[Xmca-l] Re: Historical Epochs
David Kellogg
dkellogg60@gmail.com
Fri Mar 21 14:39:12 PDT 2014
Dear Larry:
We know that Vygotsky read and was highly impressed by Pasternak. But
we also know that he had a much more direct link to Marburg, namely
Cassirer, who he read assiduously and cites repeatedly (e.g. in his
work on imagination and creativity, just for example). He also had a
link to Freiburg: Gustav Spet, who probably taught him as an
undergraduate and who, as Martin says, certainly influenced him
(though "influencing" Vygotsky often involves propelling him in an
opposite direction!).
We know the conclusion of these influences; Vygotsky is a materialist.
The version of Hamlet that we read in Psychology of Art has been
rewritten several times in the eight years since it was first he
first wrote it at age 16, and that accounts for the many discrepancies
between various parts of it, as well as the discrepancies between it
and the early drafts that have come down to us.
I think that there are (at least) three conclusions that Vygotsky
draws from Hamlet which relate to his later psychological work, but
they are all materialistic ones, and do not really read the tragedy as
suprahistorical myth.
The first is that Hamlet is the only character without any character.
That is because personality does not feel like personality when you
are inside it. But if Hamlet is a tragedy told from inside Hamlet,
then it cannot be suprahistorical or mythical (or even tragic).
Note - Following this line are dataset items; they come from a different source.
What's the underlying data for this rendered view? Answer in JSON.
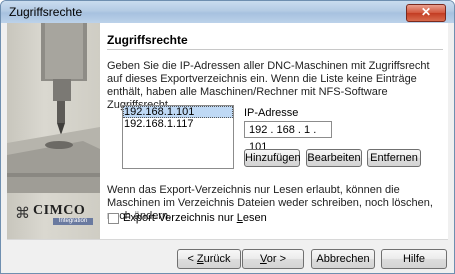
{
  "window": {
    "title": "Zugriffsrechte",
    "close_glyph": "✕"
  },
  "page": {
    "heading": "Zugriffsrechte",
    "description": "Geben Sie die IP-Adressen aller DNC-Maschinen mit Zugriffsrecht auf dieses Exportverzeichnis ein. Wenn die Liste keine Einträge enthält, haben alle Maschinen/Rechner mit NFS-Software Zugriffsrecht."
  },
  "logo": {
    "mark": "⌘",
    "brand": "CIMCO",
    "sub": "Integration"
  },
  "ip_list": {
    "items": [
      "192.168.1.101",
      "192.168.1.117"
    ],
    "selected_index": 0
  },
  "ip_field": {
    "label": "IP-Adresse",
    "value": "192 . 168 .   1  . 101"
  },
  "buttons": {
    "add": "Hinzufügen",
    "edit": "Bearbeiten",
    "remove": "Entfernen"
  },
  "note": "Wenn das Export-Verzeichnis nur Lesen erlaubt, können die Maschinen im Verzeichnis Dateien weder schreiben, noch löschen, noch ändern.",
  "readonly_checkbox": {
    "label_pre": "Export-Verzeichnis nur ",
    "label_accel": "L",
    "label_post": "esen",
    "checked": false
  },
  "footer": {
    "back_pre": "< ",
    "back_accel": "Z",
    "back_post": "urück",
    "next_accel": "V",
    "next_post": "or >",
    "cancel": "Abbrechen",
    "help": "Hilfe"
  },
  "colors": {
    "selection": "#bfd9f5",
    "close_button": "#c94a30",
    "titlebar": "#b4cbe4"
  }
}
The second is the theatrical nature of the mind, with its foreplane
and its rear plane and its middle plane. This is well captured in the
contrast between the soliloquies and the dialogue of the play, and I
think this played a role in Vygotsky's later work on inner speech, as
well as in the precise way he formulates the genetic law in Chapter
Five of HDHMF (as an experimental drama between persons and only then
one within them). But if Hamlet is suprahistorical and mythical, this
cannot be a concrete model of an actual mind.
The third is the emergence of free will from "fate" and "destiny",
that is, from something that is not free will. In Chapter Two of
HDHMF, Vygotsky talks about how this happens through 'vestigial
functions" or "rudimentary functions" such as Solitaire, counting
rhymes, or rock paper scissors, things which had oracular authority in
ancient times but which are now only things to think with. We
recognize them as the playthings of men, and we do not believe that
men are their playthings any more. So I think that Vygotsky's view of
tragedy is, in the end, not all suprahistorical or mythical; it is
human rather than humanistic.
David Kellogg
Hankuk University of Foreign Studies
On 22 March 2014 03:03, Larry Purss <lpscholar2@gmail.com> wrote:
> David,
> I am following up on your reflections on Vygotsky's Hamlet. He wrote this
> in 1916 at the age of 20. Alex Kozulin, in chapter two [The Psychology of
> Tragedy] of his book [Vygotsky's Psychology] adds an extended note
> speculating on the deeper affinity between the cultural positions of
> Vygotsky and Pasternak. I found this speculative analysis fascinating
> because Kozulin also pointed out that Pasternak studied philosophy in
> Marburg in the 1920's. Therefore, the assumed affinity may have far
> reaching implications.
> Kozulin suggests if one looks at the novel *Zhivago*THROUGH THE LENS *of
> Vygotsky's *Hamlet* AS A MYTH, as a tragedy with A WILL OF ITS OWN, then
> the tragedy of the characters of Zhivago are a projection [ghost?] of the
> SPIRIT OF THE TRAGEDY ITSELF.
> Kozulin goes on in more detail [pages 69, 70, 71] for a single extended
> note.
> This way of speculating goes BEYOND the personal and psychological and
> speaks to an *epoch* at the turn of the century. Kozulin clearly is of the
> opinion that Vygotsky in 1916 was identifying AS a humanistic intellectual.
> Were he events that followed *germinated* at this historical point in time??